Son solo algunos nombres, descritos sin orden ni concierto, a vuela pluma, de las que uno recuerda. En los filmes hay excelentes películas y otras menos. Todas llevan a cabo el difícil empeño de adaptar obras literarias, cuyo principal componente es la palabra, la frase, lo que constituye el ser, la razón y sentido de su reconocimiento literario. Adaptarlo en imágenes, en sonido, en personajes para los que el lector, seguro, ya tenía una idea, un perfil, un rostro, subraya lo complejo del asunto.
«Dramas, comedias, historia se funden en este grupo de literatos y cineastas»
Lo cierto es que el catálogo, hay que insistir sin ningún ánimo de exhaustividad, presenta una riqueza temática, visual, geográfica y humana, formidable. Es un patrimonio común de las diversas sociedades que tienen al español como expresión cultural, creativa. Dramas, comedias, historia se funden en este grupo de literatos y cineastas. Están rodadas en un idioma que roza los seiscientos millones de hablantes y que conoce una expansión, no solo en territorios como Estados Unidos y Brasil, extraordinaria. Por lo que no es exagerado afirmar que hoy la lengua española, el cine que se expresa en español, es una lengua americana. Nueve de cada diez hablantes están al otro lado del Atlántico. Esa proyección atlántica, solo comparable desde el continente europeo con Gran Bretaña, es el gran activo de dos industrias culturales imprescindibles: editorial y cinematográfica. Aquí fundidas en el Premio Cervantes. Desde 1976 hasta ayer mismo.

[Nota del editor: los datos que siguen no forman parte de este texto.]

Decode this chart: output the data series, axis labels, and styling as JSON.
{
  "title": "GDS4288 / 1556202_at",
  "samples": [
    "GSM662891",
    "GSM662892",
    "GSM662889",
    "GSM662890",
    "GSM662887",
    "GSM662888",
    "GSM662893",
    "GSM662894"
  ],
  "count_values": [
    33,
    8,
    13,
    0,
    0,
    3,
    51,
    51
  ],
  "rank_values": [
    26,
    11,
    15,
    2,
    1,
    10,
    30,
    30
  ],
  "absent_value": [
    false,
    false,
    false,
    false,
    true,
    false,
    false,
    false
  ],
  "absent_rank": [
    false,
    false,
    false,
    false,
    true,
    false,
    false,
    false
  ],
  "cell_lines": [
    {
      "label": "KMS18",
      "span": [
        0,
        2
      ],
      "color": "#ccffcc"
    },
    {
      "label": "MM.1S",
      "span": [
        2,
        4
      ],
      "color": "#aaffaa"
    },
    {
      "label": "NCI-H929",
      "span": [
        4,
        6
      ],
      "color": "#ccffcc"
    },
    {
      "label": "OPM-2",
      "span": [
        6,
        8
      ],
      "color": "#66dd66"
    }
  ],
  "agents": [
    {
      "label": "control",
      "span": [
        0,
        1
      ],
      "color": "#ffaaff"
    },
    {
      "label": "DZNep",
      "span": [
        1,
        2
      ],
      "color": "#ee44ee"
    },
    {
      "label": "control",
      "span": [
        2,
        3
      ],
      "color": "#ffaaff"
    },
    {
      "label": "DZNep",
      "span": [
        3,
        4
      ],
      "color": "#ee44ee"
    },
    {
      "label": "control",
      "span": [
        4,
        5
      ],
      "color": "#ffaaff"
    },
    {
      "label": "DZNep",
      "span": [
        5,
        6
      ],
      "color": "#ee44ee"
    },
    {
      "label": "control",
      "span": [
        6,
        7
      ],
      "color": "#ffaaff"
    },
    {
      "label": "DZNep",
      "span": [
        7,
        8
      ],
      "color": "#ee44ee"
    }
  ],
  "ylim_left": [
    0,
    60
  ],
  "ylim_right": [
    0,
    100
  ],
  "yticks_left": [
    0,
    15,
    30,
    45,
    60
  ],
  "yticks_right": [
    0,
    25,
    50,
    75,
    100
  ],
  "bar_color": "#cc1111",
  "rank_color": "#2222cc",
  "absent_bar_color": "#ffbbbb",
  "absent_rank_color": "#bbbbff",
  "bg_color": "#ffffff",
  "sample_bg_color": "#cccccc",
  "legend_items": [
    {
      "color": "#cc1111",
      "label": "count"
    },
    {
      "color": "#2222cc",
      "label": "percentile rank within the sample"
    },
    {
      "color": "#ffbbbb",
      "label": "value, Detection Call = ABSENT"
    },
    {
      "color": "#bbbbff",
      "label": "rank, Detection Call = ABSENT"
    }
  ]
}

Los Cervantes van al cine, era un hecho inevitable. La literatura ha sido el gran almacén del que se han nutrido los guiones, encontrar ese punto de fusión, entre la palabra y la imagen es asunto, digno de la más alambicada alquimia. Pero la invitación a leer a los autores y después contrastar tal lectura con la película, supone uno, es una entretenida apuesta. Otro día vendrá para dedicarlo a un capítulo aún más divertido y polémico: las películas basadas en los Premios Nobel de Literatura. Pero esa sí que es otra historia. Y menuda historia.